McGlynn Deborah F, Yee Lindsay D, Garraffo H Martin, Geer Lewis Y, Mak Tytus D, Mirokhin Yuri A, Tchekhovskoi Dmitrii V, Jen Coty N, Goldstein Allen H, Kearsley Anthony J, Stein Stephen E
Applied and Computational Mathematics Division, National Institute of Standards and Technology, Gaithersburg, Maryland 20899, United States.
Department of Environmental Science, Policy, & Management, University of California at Berkeley, Berkeley California 94720, United States.
J Am Soc Mass Spectrom. 2025 Feb 5;36(2):389-399. doi: 10.1021/jasms.4c00451. Epub 2025 Jan 13.
While gas chromatography mass spectrometry (GC-MS) has long been used to identify compounds in complex mixtures, this process is often subjective and time-consuming and leaves a large fraction of seemingly good-quality spectra unidentified.

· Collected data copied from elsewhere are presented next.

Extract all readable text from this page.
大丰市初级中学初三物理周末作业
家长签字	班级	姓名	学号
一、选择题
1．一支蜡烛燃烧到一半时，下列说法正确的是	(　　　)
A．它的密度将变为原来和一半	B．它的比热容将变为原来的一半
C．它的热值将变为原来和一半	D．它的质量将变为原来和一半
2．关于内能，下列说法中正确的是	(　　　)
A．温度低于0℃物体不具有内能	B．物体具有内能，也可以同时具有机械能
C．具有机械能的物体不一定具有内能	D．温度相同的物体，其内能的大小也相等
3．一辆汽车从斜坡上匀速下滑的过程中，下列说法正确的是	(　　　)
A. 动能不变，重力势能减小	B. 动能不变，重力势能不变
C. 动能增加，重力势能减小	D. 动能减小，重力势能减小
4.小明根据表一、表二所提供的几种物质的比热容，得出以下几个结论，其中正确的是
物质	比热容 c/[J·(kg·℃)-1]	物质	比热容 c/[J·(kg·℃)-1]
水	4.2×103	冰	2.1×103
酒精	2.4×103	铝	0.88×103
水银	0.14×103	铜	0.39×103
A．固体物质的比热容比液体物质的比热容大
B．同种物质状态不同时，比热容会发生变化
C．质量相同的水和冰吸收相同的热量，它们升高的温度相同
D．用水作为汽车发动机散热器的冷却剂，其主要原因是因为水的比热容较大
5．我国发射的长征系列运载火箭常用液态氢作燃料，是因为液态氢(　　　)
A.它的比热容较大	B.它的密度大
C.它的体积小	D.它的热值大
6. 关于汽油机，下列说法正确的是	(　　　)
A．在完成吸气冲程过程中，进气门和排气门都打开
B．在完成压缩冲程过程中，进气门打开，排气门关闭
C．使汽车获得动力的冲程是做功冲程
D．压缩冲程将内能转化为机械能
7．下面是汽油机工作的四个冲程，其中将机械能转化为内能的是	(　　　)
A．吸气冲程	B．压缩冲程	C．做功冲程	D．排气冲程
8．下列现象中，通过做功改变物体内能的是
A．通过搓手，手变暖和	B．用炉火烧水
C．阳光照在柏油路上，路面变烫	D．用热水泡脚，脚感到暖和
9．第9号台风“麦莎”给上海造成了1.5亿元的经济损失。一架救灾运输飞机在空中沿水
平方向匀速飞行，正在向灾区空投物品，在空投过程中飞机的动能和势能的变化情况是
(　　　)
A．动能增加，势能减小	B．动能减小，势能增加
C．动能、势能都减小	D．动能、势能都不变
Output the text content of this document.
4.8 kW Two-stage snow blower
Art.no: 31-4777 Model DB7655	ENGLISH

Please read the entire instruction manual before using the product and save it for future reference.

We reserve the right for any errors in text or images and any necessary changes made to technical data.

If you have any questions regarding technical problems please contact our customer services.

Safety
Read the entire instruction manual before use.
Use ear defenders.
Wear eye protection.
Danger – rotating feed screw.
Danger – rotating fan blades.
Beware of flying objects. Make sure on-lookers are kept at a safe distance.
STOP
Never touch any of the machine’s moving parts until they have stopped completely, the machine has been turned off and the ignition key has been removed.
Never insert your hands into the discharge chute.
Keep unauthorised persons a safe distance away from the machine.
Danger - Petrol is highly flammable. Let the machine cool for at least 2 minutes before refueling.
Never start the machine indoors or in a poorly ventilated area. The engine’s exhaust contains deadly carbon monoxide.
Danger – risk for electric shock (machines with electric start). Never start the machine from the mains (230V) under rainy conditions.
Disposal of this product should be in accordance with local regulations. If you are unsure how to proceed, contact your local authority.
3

In this work, we describe a set of new mass spectral library-based methods to assist compound identification in complex mixtures. These methods employ mass spectral uniqueness and compound ubiquity of library entries alongside noise reduction and automated comparison of retention indices to library compounds. As a test data set, we used a publicly available electron ionization mass spectrometry data set consisting of 4833 spectra of particulate organic compounds emitted by combustion of wildland fuels. In the present work, spectra in this data set were first identified using the NIST 2023 EI-MS Library and associated batch process identification software (NIST MS PepSearch) using retention-index corrected Identity Search scoring. Resulting identifications and related information were then employed to parametrize other factors that correlate with identification. A method for identifying compounds absent from but related to those present in mass spectral libraries using the Hybrid Similarity Search is illustrated. Nevertheless, some 90% of the spectra remain unidentified. Through comparison of unidentified to identified mass spectra in this data set, a new simple measure, namely median relative abundance, was developed for evaluating the likelihood of identification.
虽然气相色谱-质谱联用(GC-MS)长期以来一直用于鉴定复杂混合物中的化合物,但这个过程往往主观且耗时,并且有很大一部分看似质量不错的光谱无法识别。在这项工作中,我们描述了一套基于质谱库的新方法,以协助鉴定复杂混合物中的化合物。这些方法利用库条目的质谱唯一性和化合物普遍性,同时进行降噪以及将保留指数与库化合物进行自动比较。作为测试数据集,我们使用了一个公开可用的电子电离质谱数据集,该数据集由4833个野火燃料燃烧排放的颗粒有机化合物的光谱组成。在本工作中,首先使用NIST 2023 EI-MS库和相关的批量处理识别软件(NIST MS PepSearch),通过保留指数校正的身份搜索评分来识别该数据集中的光谱。然后,利用得到的识别结果和相关信息来参数化与识别相关的其他因素。展示了一种使用混合相似性搜索来识别质谱库中不存在但与存在的化合物相关的化合物的方法。然而,仍有约90%的光谱未被识别。通过比较该数据集中未识别光谱与已识别光谱,开发了一种新的简单度量方法,即中位数相对丰度,用于评估识别的可能性。